Daarom moet de overgang naar een duurzame samenleving onverminderd doorgaan om de gevolgen van klimaatverandering zoveel mogelijk te beperken. Dus investeren in zonnepanelen, waterkracht en elektrische voertuigen. Fossiele brandstoffen in de grond houden, in plaats van het zoeken naar nieuwe olievoorraden in de Barentszzee.
Dit is natuurlijk een vaak gehoord geluid, waar helaas niet genoeg en vooral niet op tijd naar geluisterd is. De zorg bestaat dat we al te laat zijn om een opwarming van boven de 1,5 graden te voorkomen – zoals gewenst werd in Parijs vorig jaar. De klimaatscenario’s die dat voorzien vereisen namelijk dat we op een gegeven moment CO₂ uit de atmosfeer moeten gaan opnemen i.p.v. uitstoten. De technologie om dat op een wereldwijde schaal te bereiken bestaat echter nog niet.
De inhaalslag van zonne- en windenergie aan de ene kant en onderzoek naar zaken als kunstmatige, efficiëntere fotosynthese (het chemisch afbreken van CO₂ met behulp van zonlicht) aan de andere kant bieden wel hoop dat zo’n scenario met een negatieve uitstoot ooit werkelijkheid kan worden. Maar vooralsnog moeten we er rekening mee houden dat we ons flink zullen moeten aanpassen aan de gevolgen van klimaatverandering.
Was het slechts pech met het weer en geen klimaatverandering? Tja, dat is een valse tegenstelling.
Een betere voorbereiding op overstromingen bijvoorbeeld. Alhoewel Noorwegen begin juni veel geluk had met het warme weer, kan dezelfde nattigheid als in Centraal-Europa ook hier voorkomen. Klimaatmodellen voorspellen meer regen voor de toekomst, met name in het westen van het land. Een slimme waterhuishouding en preciezere weersvoorspellingen kunnen dan veel leed besparen.
In de laag liggende landen van Europa bijvoorbeeld, zoals Nederland, geeft men water meer ruimte door onbewoonde gebieden gecontroleerd te laten overstromen – waardoor steden gespaard worden. En in verschillende Noorse steden worden testen uitgevoerd met groene daken. De planten die op zo’n dak groeien, bufferen grote hoeveelheden regen, zodat die niet meteen afstroomt.

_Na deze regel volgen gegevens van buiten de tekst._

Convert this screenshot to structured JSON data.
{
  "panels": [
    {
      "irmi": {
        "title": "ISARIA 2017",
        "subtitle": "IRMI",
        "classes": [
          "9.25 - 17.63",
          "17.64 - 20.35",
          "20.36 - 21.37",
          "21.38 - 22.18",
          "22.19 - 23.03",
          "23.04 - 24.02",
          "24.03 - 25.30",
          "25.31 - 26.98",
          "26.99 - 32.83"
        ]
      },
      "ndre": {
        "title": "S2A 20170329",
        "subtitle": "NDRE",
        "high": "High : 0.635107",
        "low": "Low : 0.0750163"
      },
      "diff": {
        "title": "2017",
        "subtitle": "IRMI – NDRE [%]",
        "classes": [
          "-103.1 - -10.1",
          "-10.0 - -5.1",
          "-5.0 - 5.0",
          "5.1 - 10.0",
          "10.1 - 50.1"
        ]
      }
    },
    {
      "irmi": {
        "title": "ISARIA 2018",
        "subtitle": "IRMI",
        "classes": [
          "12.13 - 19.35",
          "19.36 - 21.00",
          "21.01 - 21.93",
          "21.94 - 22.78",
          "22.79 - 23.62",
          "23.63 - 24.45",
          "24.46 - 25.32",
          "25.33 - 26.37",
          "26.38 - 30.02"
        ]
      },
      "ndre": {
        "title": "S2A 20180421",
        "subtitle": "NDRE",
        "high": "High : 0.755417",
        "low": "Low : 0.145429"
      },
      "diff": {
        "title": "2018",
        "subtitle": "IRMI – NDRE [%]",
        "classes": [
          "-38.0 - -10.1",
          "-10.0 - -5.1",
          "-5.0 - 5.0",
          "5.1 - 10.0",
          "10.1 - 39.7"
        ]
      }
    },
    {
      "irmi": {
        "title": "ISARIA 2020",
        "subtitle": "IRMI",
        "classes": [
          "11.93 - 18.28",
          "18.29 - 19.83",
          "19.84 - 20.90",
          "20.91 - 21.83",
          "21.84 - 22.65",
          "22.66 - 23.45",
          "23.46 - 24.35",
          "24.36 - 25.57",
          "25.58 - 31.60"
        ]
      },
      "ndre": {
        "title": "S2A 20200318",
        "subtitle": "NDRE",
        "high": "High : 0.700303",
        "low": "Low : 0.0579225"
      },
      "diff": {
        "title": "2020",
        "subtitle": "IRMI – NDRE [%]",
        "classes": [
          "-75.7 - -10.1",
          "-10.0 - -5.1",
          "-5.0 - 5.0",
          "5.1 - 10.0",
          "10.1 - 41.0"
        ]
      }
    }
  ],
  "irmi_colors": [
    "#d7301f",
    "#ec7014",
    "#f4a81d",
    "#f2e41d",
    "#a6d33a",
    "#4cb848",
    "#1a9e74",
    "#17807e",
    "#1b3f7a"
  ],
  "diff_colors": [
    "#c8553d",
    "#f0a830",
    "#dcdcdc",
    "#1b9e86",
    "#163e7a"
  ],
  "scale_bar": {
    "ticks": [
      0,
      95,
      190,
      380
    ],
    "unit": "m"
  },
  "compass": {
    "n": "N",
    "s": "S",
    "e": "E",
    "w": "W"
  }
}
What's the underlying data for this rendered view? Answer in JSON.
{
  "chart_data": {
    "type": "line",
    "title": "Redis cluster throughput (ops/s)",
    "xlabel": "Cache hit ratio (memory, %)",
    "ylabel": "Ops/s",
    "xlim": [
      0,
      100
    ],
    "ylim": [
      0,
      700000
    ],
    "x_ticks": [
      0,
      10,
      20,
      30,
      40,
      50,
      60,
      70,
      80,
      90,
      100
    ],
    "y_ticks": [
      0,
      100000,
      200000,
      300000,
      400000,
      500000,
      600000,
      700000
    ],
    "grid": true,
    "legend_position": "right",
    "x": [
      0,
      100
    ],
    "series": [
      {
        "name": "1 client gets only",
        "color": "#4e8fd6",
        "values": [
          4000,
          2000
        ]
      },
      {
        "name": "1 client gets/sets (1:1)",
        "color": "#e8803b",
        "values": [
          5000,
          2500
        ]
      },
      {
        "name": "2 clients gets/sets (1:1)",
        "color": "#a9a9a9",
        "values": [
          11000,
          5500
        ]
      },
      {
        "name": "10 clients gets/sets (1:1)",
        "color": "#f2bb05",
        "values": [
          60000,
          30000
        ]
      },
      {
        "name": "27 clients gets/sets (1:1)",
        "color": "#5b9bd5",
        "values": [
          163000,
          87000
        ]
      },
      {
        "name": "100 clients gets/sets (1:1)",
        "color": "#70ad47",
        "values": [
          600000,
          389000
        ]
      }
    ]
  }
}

Maar ook droogtes zullen nog steeds blijven voorkomen. En voor een land dat zoveel stroom uit waterkracht haalt zal het een groot probleem zijn als waterreservoirs niet vol genoeg zitten. Bovendien neemt door aanhoudende droogte ook de kans op bosbranden toe. Hopelijk niet op de schaal als de recente branden in Fort McMurray in Canada – maar aanpassing aan klimaatverandering betekent dat men ook voorbereid moet zijn op dat soort horrorscenario’s. Er zijn gedetailleerde beleidsplannen voor klimaataanpassingen, ook in Noorwegen. De vraag is of we op tijd klaar zullen zijn.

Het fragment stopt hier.